2. Reverdie /rɛvə’diː/
Borrowed into English in the late 1800s, the word reverdie has a long history in its native French dating back as far as the 14th century at least: Derived from a verb, reverdir, meaning “to become green again,” a reverdie is a song, poem or dance performed in celebration of the return of the spring.
Since the 19th century, the chirruping of birds during the spring mating season is known as valentining.
If you want to be even more specific, though the verb chelidonize is a proper word for the chirping of swallows as they fly overhead. It derives from the Greek word for swallow, chelidon—which is also the origin of the 17th century adjective Chelidonian.
As well as being used to describe anything the deep red color of a swallow’s throat, Chelidonian winds are warm spring winds, so called because they tended to start blowing around the same time that swallows and martins began to return in the spring.
6 – 7. Erumpent [ɪ’rəmpənt], breard
A word for the re-emerging of plants above the ground in spring, the 17th century adjective erumpent describes anything that bursts forth. The very first appearance of a plant above the ground, incidentally, is called the breard.

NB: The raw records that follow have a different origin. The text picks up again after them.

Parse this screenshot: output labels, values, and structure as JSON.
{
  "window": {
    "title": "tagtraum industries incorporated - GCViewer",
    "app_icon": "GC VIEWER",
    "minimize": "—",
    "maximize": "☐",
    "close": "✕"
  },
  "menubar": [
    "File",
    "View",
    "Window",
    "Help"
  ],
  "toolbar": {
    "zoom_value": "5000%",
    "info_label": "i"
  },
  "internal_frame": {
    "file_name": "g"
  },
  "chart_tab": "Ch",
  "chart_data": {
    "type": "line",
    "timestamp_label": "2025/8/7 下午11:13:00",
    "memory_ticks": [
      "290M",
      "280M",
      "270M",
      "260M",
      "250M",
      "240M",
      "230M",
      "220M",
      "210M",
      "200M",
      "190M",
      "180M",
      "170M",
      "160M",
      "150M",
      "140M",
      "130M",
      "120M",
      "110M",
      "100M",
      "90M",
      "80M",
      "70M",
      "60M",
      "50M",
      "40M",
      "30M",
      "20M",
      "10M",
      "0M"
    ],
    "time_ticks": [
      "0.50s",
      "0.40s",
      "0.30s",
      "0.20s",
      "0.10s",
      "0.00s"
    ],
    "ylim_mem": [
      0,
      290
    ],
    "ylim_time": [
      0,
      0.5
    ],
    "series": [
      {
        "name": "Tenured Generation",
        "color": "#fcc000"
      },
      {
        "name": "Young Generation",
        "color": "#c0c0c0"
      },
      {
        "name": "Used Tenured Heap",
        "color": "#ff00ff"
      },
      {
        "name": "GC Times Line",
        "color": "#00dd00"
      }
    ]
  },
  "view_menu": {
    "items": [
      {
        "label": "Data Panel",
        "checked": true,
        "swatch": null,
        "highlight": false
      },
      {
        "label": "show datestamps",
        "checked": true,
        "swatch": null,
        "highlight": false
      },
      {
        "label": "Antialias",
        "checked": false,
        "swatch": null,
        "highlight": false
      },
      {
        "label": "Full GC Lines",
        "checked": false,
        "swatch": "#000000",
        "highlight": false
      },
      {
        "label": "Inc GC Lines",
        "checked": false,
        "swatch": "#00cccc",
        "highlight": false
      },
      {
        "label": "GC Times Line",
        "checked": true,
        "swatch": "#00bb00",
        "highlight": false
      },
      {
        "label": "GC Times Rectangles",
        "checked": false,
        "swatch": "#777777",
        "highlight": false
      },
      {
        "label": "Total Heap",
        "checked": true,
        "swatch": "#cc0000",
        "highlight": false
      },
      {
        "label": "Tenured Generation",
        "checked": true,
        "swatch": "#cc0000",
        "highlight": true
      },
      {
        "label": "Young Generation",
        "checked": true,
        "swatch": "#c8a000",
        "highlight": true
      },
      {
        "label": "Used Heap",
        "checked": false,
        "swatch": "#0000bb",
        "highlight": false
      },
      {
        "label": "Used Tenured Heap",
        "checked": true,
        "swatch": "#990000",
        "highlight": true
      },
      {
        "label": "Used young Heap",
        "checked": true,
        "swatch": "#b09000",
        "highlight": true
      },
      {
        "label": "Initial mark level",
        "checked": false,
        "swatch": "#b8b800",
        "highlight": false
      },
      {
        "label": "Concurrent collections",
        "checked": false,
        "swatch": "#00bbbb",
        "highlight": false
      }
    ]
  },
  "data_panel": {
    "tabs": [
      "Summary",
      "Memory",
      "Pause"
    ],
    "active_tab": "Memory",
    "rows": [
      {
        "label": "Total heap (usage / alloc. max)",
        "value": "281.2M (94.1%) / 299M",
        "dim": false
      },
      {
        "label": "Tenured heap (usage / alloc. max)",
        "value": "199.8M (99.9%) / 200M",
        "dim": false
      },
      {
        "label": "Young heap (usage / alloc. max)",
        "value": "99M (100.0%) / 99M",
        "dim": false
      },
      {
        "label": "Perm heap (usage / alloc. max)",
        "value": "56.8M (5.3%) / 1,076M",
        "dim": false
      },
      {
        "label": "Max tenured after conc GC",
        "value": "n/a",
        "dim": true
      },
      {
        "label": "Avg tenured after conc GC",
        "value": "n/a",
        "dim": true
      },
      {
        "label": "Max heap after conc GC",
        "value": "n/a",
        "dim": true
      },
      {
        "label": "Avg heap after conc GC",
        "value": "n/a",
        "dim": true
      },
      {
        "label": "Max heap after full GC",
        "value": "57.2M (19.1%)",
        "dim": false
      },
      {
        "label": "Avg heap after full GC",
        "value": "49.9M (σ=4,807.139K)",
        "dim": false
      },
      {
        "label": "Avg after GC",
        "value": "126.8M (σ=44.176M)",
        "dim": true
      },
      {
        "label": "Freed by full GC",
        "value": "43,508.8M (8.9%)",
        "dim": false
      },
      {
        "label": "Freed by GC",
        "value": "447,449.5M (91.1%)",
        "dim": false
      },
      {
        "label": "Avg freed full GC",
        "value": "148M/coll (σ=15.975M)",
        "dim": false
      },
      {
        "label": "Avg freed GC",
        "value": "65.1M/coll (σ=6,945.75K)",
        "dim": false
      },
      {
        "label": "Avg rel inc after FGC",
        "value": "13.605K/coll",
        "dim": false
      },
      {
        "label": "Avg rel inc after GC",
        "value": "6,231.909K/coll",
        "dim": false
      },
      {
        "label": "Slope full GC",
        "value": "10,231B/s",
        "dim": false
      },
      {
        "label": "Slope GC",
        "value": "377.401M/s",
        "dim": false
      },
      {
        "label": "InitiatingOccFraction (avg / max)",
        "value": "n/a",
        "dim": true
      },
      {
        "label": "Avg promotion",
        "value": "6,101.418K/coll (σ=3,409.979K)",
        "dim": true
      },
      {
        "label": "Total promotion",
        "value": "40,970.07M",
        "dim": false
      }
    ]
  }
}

8 – 11. Frondescentia, frondescent, frondescence [frɔn’desəns], and frondesces
According to an 18th century dictionary of botanical terms, Frondescentia is “leafing season,” or “the time of the year when plants first unfold their leaves.” Likewise, a plant that is frondescent is just beginning to bud or produce leaves; frondescence is the process of budding or producing leaves; and when a plant frondesces, then it grows or puts forth leaves or buds. All four of these come from the Latin word for “leaf,” frons.
Router is an old Yorkshire dialect word meaning “to rush around noisily,” or, as the English Dialect Dictionary puts it, “to make a search amidst a confusion of things.” Derived from that, a routering-bout is a thorough spring-cleaning of a house.
13 – 15. Floriage, floriation, and efflorescence /ɛflə’rɛs(ə)ns/
Coined in the 18th century, floriage is blossom, or the collective flowers of a plant or tree. Likewise, a floriation is a decoration made of flowers, while efflorescence is the development or production of blossoming flowers.